Alors que le tribunal judiciaire de Cambrai avait considéré que Mme [L] devait être « condamnée aux entiers dépens avec application des règles relatives à l’aide juridictionnelle compte tenu de son admission totale », il n’y avait donc pas lieu de préciser dans le dispositif du jugement que ces dépens comprenaient les frais de l’expertise judiciaire.
En conséquence, le jugement critiqué est infirmé en ce qu’il a condamné Mme [L] aux entiers dépens comprenant les frais d’expertise judiciaire, et celle-ci est simplement condamnée aux entiers dépens de première instance.
Sur les dépens de la présente instance
Etant observé en l’espèce que la société Enedis, intimée, s’est limitée à s’en rapporter à justice dans la présente instance, dès lors qu’aucune demande n’était formée à son encontre, il apparaît équitable de faire supporter à Mme [L], seule intéressée au litige, la charge des dépens.

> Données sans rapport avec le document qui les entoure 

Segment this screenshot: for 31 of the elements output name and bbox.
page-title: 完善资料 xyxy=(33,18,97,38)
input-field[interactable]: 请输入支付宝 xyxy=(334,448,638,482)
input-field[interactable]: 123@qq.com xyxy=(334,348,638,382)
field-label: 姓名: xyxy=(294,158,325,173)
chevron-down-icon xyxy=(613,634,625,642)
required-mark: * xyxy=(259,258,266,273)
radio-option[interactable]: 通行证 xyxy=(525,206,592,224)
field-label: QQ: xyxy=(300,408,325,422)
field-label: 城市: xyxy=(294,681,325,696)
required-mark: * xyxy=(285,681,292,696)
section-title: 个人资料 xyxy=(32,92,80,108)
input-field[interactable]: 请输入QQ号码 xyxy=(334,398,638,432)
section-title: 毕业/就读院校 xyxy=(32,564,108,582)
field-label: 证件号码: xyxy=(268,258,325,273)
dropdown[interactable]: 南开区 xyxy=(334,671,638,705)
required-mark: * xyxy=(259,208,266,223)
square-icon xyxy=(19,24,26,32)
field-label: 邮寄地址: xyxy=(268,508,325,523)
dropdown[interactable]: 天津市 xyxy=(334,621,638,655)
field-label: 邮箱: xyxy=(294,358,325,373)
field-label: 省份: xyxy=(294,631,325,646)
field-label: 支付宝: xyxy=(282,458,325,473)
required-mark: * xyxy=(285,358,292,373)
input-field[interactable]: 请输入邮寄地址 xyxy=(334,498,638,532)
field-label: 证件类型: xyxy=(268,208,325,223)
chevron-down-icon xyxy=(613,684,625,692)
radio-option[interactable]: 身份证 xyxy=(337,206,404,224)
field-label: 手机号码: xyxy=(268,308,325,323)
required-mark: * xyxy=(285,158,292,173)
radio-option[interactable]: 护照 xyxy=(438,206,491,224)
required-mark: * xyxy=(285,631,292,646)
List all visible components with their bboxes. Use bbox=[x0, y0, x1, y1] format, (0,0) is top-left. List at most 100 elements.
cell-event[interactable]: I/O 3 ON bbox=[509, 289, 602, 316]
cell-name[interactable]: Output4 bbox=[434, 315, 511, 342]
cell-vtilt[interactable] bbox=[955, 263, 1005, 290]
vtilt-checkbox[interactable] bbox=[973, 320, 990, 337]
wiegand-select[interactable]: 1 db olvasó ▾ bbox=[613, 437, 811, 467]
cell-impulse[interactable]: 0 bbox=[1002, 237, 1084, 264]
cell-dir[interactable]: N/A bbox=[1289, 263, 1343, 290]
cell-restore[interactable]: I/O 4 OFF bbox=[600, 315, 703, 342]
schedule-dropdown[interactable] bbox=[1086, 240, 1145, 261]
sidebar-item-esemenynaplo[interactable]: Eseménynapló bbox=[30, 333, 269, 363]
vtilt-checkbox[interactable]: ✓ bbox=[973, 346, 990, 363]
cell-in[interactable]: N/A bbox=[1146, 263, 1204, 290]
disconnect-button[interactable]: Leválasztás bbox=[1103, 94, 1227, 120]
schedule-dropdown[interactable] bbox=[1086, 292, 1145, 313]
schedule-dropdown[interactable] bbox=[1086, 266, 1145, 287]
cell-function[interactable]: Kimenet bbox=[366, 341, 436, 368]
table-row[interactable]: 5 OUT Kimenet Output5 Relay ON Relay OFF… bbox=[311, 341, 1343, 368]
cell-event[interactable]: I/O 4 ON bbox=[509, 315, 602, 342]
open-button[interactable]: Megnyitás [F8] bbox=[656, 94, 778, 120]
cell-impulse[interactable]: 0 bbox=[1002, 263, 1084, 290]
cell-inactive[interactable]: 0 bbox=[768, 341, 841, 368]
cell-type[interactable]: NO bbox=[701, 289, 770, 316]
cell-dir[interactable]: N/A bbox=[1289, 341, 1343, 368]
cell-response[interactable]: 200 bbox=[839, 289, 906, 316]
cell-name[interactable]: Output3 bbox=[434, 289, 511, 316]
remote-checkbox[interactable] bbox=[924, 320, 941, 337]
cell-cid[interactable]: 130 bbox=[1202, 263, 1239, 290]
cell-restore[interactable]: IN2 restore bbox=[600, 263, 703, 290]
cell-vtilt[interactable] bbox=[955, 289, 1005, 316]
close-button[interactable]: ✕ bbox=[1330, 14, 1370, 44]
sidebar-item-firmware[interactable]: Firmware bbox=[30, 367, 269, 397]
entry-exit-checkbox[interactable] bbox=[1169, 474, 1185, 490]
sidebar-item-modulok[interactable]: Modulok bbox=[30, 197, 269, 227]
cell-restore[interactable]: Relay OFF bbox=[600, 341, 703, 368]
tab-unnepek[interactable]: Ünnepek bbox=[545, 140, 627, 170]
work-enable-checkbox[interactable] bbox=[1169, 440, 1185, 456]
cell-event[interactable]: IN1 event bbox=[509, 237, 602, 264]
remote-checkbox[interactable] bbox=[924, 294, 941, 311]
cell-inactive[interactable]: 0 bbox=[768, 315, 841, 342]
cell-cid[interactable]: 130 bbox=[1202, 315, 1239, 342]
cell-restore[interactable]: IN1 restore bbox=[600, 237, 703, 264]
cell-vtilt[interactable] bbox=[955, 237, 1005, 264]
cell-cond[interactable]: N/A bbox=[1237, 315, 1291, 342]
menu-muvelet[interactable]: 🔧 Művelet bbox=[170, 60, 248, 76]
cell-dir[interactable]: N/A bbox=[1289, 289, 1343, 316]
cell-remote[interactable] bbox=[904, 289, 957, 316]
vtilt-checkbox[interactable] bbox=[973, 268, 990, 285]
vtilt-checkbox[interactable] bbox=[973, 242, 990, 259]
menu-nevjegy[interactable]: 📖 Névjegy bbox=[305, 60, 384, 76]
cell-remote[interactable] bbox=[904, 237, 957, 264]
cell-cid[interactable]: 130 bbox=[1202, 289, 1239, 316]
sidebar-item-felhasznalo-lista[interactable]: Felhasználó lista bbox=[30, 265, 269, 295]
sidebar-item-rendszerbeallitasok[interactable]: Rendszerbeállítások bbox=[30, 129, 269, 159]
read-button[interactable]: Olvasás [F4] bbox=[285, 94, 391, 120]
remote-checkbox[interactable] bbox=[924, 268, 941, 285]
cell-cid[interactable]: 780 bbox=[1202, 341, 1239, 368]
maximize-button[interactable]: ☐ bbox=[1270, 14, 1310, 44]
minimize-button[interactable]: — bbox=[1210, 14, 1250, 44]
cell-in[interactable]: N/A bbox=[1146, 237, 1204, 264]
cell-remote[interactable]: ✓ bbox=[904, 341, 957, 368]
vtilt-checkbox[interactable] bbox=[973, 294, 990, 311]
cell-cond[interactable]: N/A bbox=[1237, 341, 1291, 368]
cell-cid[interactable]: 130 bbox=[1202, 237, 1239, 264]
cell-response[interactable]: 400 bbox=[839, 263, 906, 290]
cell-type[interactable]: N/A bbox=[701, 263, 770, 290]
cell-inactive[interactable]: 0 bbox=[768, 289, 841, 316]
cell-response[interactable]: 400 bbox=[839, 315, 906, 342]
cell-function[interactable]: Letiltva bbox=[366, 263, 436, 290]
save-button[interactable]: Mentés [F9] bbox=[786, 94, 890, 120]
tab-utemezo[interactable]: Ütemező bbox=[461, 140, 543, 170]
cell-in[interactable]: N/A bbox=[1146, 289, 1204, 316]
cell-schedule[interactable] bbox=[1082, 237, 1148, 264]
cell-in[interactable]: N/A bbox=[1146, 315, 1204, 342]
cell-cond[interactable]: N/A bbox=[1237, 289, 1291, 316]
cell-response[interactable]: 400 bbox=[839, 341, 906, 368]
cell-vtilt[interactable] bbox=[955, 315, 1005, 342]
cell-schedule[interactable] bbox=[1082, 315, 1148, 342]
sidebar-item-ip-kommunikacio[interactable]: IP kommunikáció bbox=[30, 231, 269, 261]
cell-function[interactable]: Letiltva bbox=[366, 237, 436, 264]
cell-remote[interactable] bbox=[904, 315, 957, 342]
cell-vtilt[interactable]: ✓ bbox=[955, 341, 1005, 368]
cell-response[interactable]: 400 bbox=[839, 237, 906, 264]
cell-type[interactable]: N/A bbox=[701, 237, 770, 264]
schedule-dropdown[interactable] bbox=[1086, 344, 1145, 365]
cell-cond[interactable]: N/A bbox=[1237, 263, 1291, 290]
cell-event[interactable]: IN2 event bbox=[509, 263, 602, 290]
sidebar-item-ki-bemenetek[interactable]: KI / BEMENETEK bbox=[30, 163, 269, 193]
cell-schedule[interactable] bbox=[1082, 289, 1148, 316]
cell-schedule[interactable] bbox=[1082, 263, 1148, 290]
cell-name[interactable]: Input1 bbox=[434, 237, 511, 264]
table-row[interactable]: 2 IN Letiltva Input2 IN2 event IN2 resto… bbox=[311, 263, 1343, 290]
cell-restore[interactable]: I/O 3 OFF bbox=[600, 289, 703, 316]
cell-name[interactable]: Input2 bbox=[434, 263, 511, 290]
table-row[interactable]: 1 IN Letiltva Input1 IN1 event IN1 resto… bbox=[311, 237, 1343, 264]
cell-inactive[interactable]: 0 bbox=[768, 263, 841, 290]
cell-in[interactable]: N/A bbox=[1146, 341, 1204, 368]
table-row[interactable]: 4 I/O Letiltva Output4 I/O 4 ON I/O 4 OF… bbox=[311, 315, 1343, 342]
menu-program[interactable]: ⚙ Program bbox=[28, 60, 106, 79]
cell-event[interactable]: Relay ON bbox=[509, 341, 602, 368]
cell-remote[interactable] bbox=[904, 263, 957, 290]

Toutefois, alors que cette dernière a introduit la présente instance à la seule fin de contester le chef de dispositif l’ayant condamnée, en violation du premier alinéa de l’article 42 de la loi n° 91-647 du 10 juillet 1991, à supporter les frais d’expertise judiciaire auxquels elle n’était pas tenue, il y a lieu de faire application du deuxième alinéa de ce même article, autorisant le juge à laisser les dépens à la charge de l’Etat.
PAR CES MOTIFS,
La cour,
Infirme le jugement rendu le 12 juin 2025 par le tribunal judiciaire de Cambrai en ce qu’il a condamné Mme [J] [L] aux entiers dépens lesquels comprennent les frais d’expertise judiciaire menée par monsieur [N] ;
et statuant à nouveau sur les chefs infirmés et, y ajoutant :
Condamne Mme [J] [L] aux dépens de première instance, à l’exception des frais de l’expertise ordonnée le 11 octobre 2022 par le juge des référés du tribunal judiciaire de Cambrai qui sont laissés à la charge du Trésor public ;
Dit que les dépens d’appel sont laissés à la charge du Trésor public.
Le greffier
Le président
EN CONSÉQUENCE
LA RÉPUBLIQUE FRANÇAISE mande et ordonne à tous les commissaires de justice, sur ce requis, de mettre ladite décision à exécution, aux procureurs généraux et aux procureurs de la République près les tribunaux judiciaires d’y tenir la main, à tous les commandants et officiers de la [Localité 5] Publique de prêter main-forte lorsqu’ils en seront légalement requis. En foi de quoi, la présente décision a été signée par le Président et le Greffier.